Holy see vs. Rosario
Holy see vs. Rosario
Facts:
Petitioner is the Holy See who exercises sovereignty over the Vatican City in Rome, Italy, and is represented in the Philippines by the Papal Nuncio.
Private respondent, Starbright Sales Enterprises, Inc., is a domestic corporation engaged in the real estate business.
This petition arose from a controversy over a parcel of land consisting of 6,000 square meters (Lot 5-A, Transfer Certificate of Title No. 390440) located in the Municipality of Parañaque, Metro Manila and registered in the name of petitioner, a refusal by squatters to vacate the subject property upon purchased. The case right now is who has the responsibility to evict the squatters.
Eviction case was filed
The burden of the petition is that respondent trial court has no jurisdiction over petitioner, being a foreign state enjoying sovereign immunity. On the other hand, private respondent insists that the doctrine of non-suability is not anymore absolute and that petitioner has divested itself of such a cloak when, of its own free will, it entered into a commercial transaction for the sale of a parcel of land located in the Philippines.
Issue:
Is the transaction like selling of real property is still covered by state immunity
Held
In 1929, Italy and the Holy See entered into the Lateran Treaty, where Italy recognized the exclusive dominion and sovereign jurisdiction of the Holy See over the Vatican City.

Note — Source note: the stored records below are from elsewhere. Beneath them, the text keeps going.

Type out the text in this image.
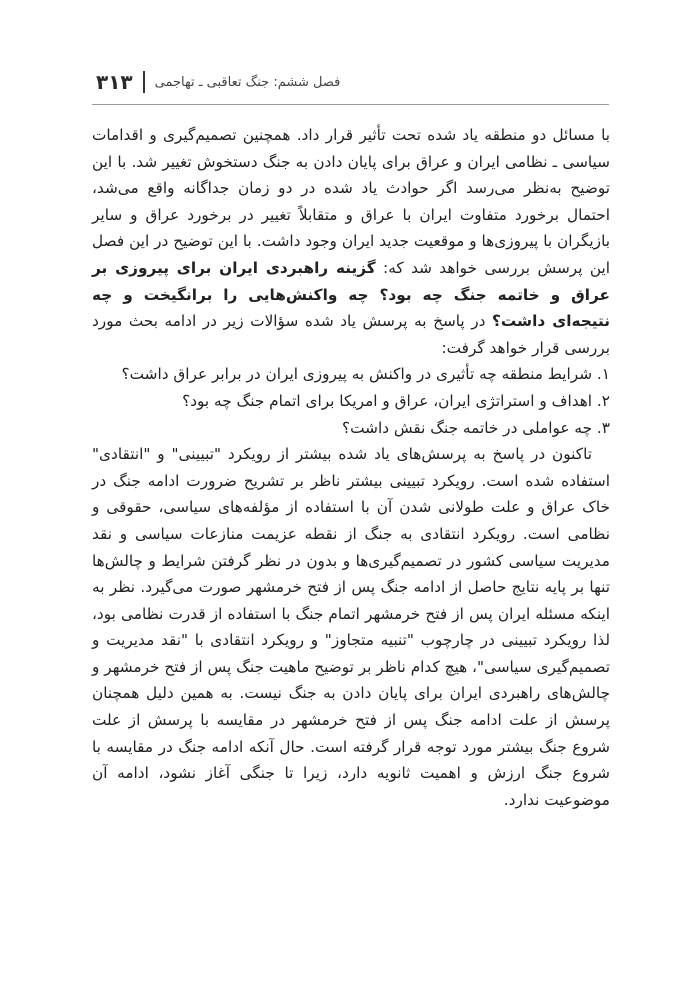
۳۱۳	فصل ششم: جنگ تعاقبی ـ تهاجمی

با مسائل دو منطقه یاد شده تحت تأثیر قرار داد. همچنین تصمیم‌گیری و اقدامات سیاسی ـ نظامی ایران و عراق برای پایان دادن به جنگ دستخوش تغییر شد. با این توضیح به‌نظر می‌رسد اگر حوادث یاد شده در دو زمان جداگانه واقع می‌شد، احتمال برخورد متفاوت ایران با عراق و متقابلاً تغییر در برخورد عراق و سایر بازیگران با پیروزی‌ها و موقعیت جدید ایران وجود داشت. با این توضیح در این فصل این پرسش بررسی خواهد شد که: گزینه راهبردی ایران برای پیروزی بر عراق و خاتمه جنگ چه بود؟ چه واکنش‌هایی را برانگیخت و چه نتیجه‌ای داشت؟ در پاسخ به پرسش یاد شده سؤالات زیر در ادامه بحث مورد بررسی قرار خواهد گرفت:

۱. شرایط منطقه چه تأثیری در واکنش به پیروزی ایران در برابر عراق داشت؟

۲. اهداف و استراتژی ایران، عراق و امریکا برای اتمام جنگ چه بود؟

۳. چه عواملی در خاتمه جنگ نقش داشت؟

تاکنون در پاسخ به پرسش‌های یاد شده بیشتر از رویکرد "تبیینی" و "انتقادی" استفاده شده است. رویکرد تبیینی بیشتر ناظر بر تشریح ضرورت ادامه جنگ در خاک عراق و علت طولانی شدن آن با استفاده از مؤلفه‌های سیاسی، حقوقی و نظامی است. رویکرد انتقادی به جنگ از نقطه عزیمت منازعات سیاسی و نقد مدیریت سیاسی کشور در تصمیم‌گیری‌ها و بدون در نظر گرفتن شرایط و چالش‌ها تنها بر پایه نتایج حاصل از ادامه جنگ پس از فتح خرمشهر صورت می‌گیرد. نظر به اینکه مسئله ایران پس از فتح خرمشهر اتمام جنگ با استفاده از قدرت نظامی بود، لذا رویکرد تبیینی در چارچوب "تنبیه متجاوز" و رویکرد انتقادی با "نقد مدیریت و تصمیم‌گیری سیاسی"، هیچ کدام ناظر بر توضیح ماهیت جنگ پس از فتح خرمشهر و چالش‌های راهبردی ایران برای پایان دادن به جنگ نیست. به همین دلیل همچنان پرسش از علت ادامه جنگ پس از فتح خرمشهر در مقایسه با پرسش از علت شروع جنگ بیشتر مورد توجه قرار گرفته است. حال آنکه ادامه جنگ در مقایسه با شروع جنگ ارزش و اهمیت ثانویه دارد، زیرا تا جنگی آغاز نشود، ادامه آن موضوعیت ندارد.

There are two conflicting concepts of sovereign immunity, each widely held and firmly established. According to the classical or absolute theory, a sovereign cannot, without its consent, be made a respondent in the courts of another sovereign. According to the newer or restrictive theory, the immunity of the sovereign is recognized only with regard to public acts or acts jure imperii of a state.
Certainly, the mere entering into a contract by a foreign state with a private party cannot be the ultimate test. Such an act can only be the start of the inquiry. The logical question is whether the foreign state is engaged in the activity in the regular course of business. If the foreign state is not engaged regularly in a business or trade, the particular act or transaction must then be tested by its nature. If the act is in pursuit of a sovereign activity, or an incident thereof, then it is an act jure imperii, especially when it is not undertaken for gain or profit.not with regard to private acts or acts jure gestionis.